Bunu diyeceğim hiç aklıma gelmezdi. Yani bunu demek için daha beklerdim sanırım. Ama insan düşününce neden bekleyelim ki diyor. Neden dünyaya senden ve sevdiğinden bir parça getirmeyesin. Hem de yeterli enerjin, yaşama sevincin varken hala... hele ki böyle bir dünyada!
    İlk zamanlar çok garip duygular içerisindeydim. Sanırım anne olma fikrine henüz tam alışamamıştım. Ne yani şimdi ben de "düşme dikkat et!", "yanına şunu da al bakayım, lazım olur", "paran var mı", "arkadaşının saçını çekme evladım!" gibi cümleler mi kuracağım? Çok garip... Karnınızda bir canlının olması fikri bunu yaşamadan anlayabileceğiniz bir şey değil. O yüzden babaların evlat sevgisini hemen algılaması zor gerçekten, onlara hak veriyorum şimdi. Tabi ki anne adayları da ilk başta karnındaki minik mucizenin farkına varmıyor, onu hissedemiyor ama hormonlarla ve vücuttaki değişimle yavaş yavaş farkına varır hale geliyor. Ne zaman ki minik mucize tekmeleye başlıyor o zaman her şey değişiyor. İçinizdeki o sevimli minikle tekmeleri ile iletişim kuruyorsunuz. Bugün az tekmeledi ya da bugün bir türlü durmadı çok hareketli diyorsunuz.
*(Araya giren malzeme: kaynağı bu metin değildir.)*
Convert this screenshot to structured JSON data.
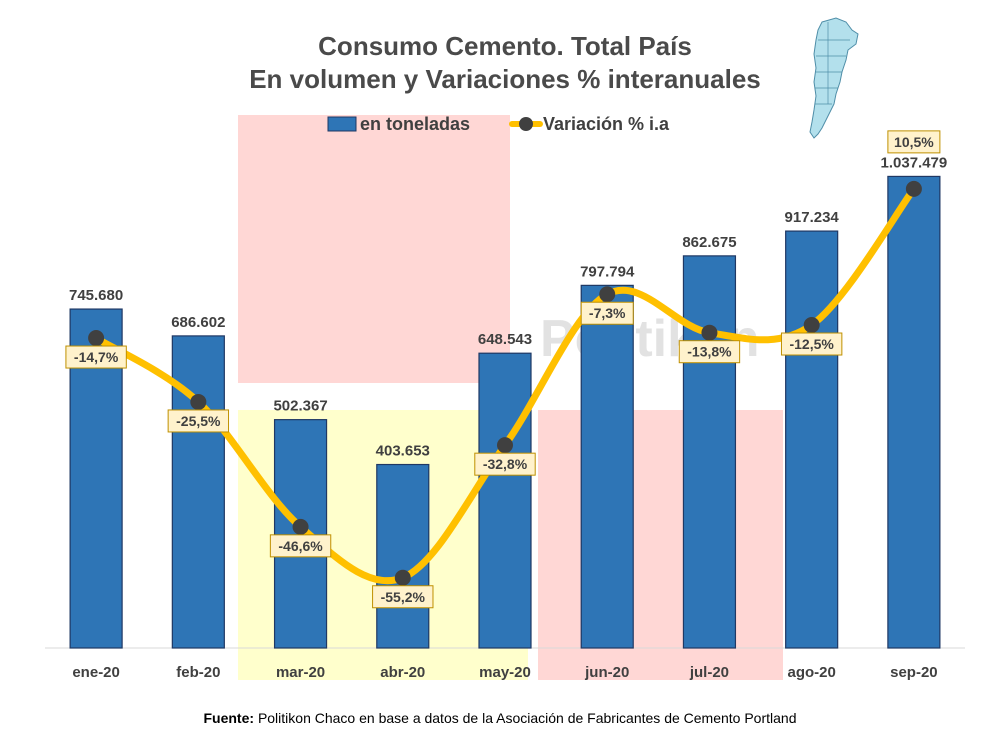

    Hamile olma ve baba olma fikrine alışan anne baba artık bebğin cinsiyetini öğrenmek istiyor ya da kalsın süpriz olsun diyen de var. Biz öğrenmek isteyenlerdendik. Ama tabi bunu öğrenmek için biraz zaman geçmesi gerekiyordu. Tabi eskisi gibi değil artık sistem. Cinsiyeti öğrenmek için 3 ay beklemenize gerek kalmıyor. Bebekte erken dönemde fark edilebilen down sendromu için bazı testler yaptırmanız gerekiyor. Bunun için ikili, üçlü, dörtlü tarama testleri yapılıyor. Ya da bunlarla uğraşmak yerine hiç beklemeden ve tek seferde yapılan, %99 doğru sonuç veren bir kan testi yaptırıyorsunuz. Biz Prenetal test yaptırdık. Benden kan alındı ve alınan kan aynı gün içerisinde özel bir kargo ile Almanya'ya gönderildi. Oradaki 2 haftalık incelemeler sonrasında size hem telefon ile hem de yazılı olarak sonucu bildiriyorlar. Tabi sizle konuşmadan önce ilk doktoronuz ile iletişime geçiyorlar. Bizi aradıklarında herhangi bir sorun olmadığını söylediler. Ancak "cinsiyeti nedir?" sorusuna bir cevap alamadım onlardan. Bu bilgiyi doktorumuza söylemişler, o bize söyleyebilirmiş ancak (pes doğrusu! ne gerek var bu kadar teferruata diyor insan). Cenin henüz bir hücreyken annede yerleştiği tarafa göre doktorlar cinsiyet tahmininde bulunabiliyorlar. Mesela solda yerleşmişse o zaman doktorunuz size %51 olasılık ile bir erkek bebeğinizin olacağını söyleyebiliyor. Biz de öyle oldu ve açıkcası üzüldüm. Yani tabi ki sağlıklı doğsun yeter ki, erkek mi kız mı çok önemli değil ama ben her zaman kızların evde büyük olmasını isterim. Eğer ondan sonra ona bir kardeş gelirse ve bu bir erkek olursa ona baskı yapmasın diye. Malum Türk milleti abilerin kız kardeşleri üzerinde baskı yapmasını normal karşılıyor (içimdeki feminisit duygular kabardı bak yine) . Eşim de kız çocuğu istiyordu ki bu benim için bulunmaz bir nimetti. "Erkek adamın erkek evladı olur" kafasında biri olmadığını biliyordum ama insan yine de emin olamıyor tabi. Doktorun "bir KIZINIZ olacak" demesi ile ikimiz de rahatladık ve çok ama çok mutlu olduk. Kızımızın olacağını öğrendikten sonra bunu tüm aileye haber verdik tabi :)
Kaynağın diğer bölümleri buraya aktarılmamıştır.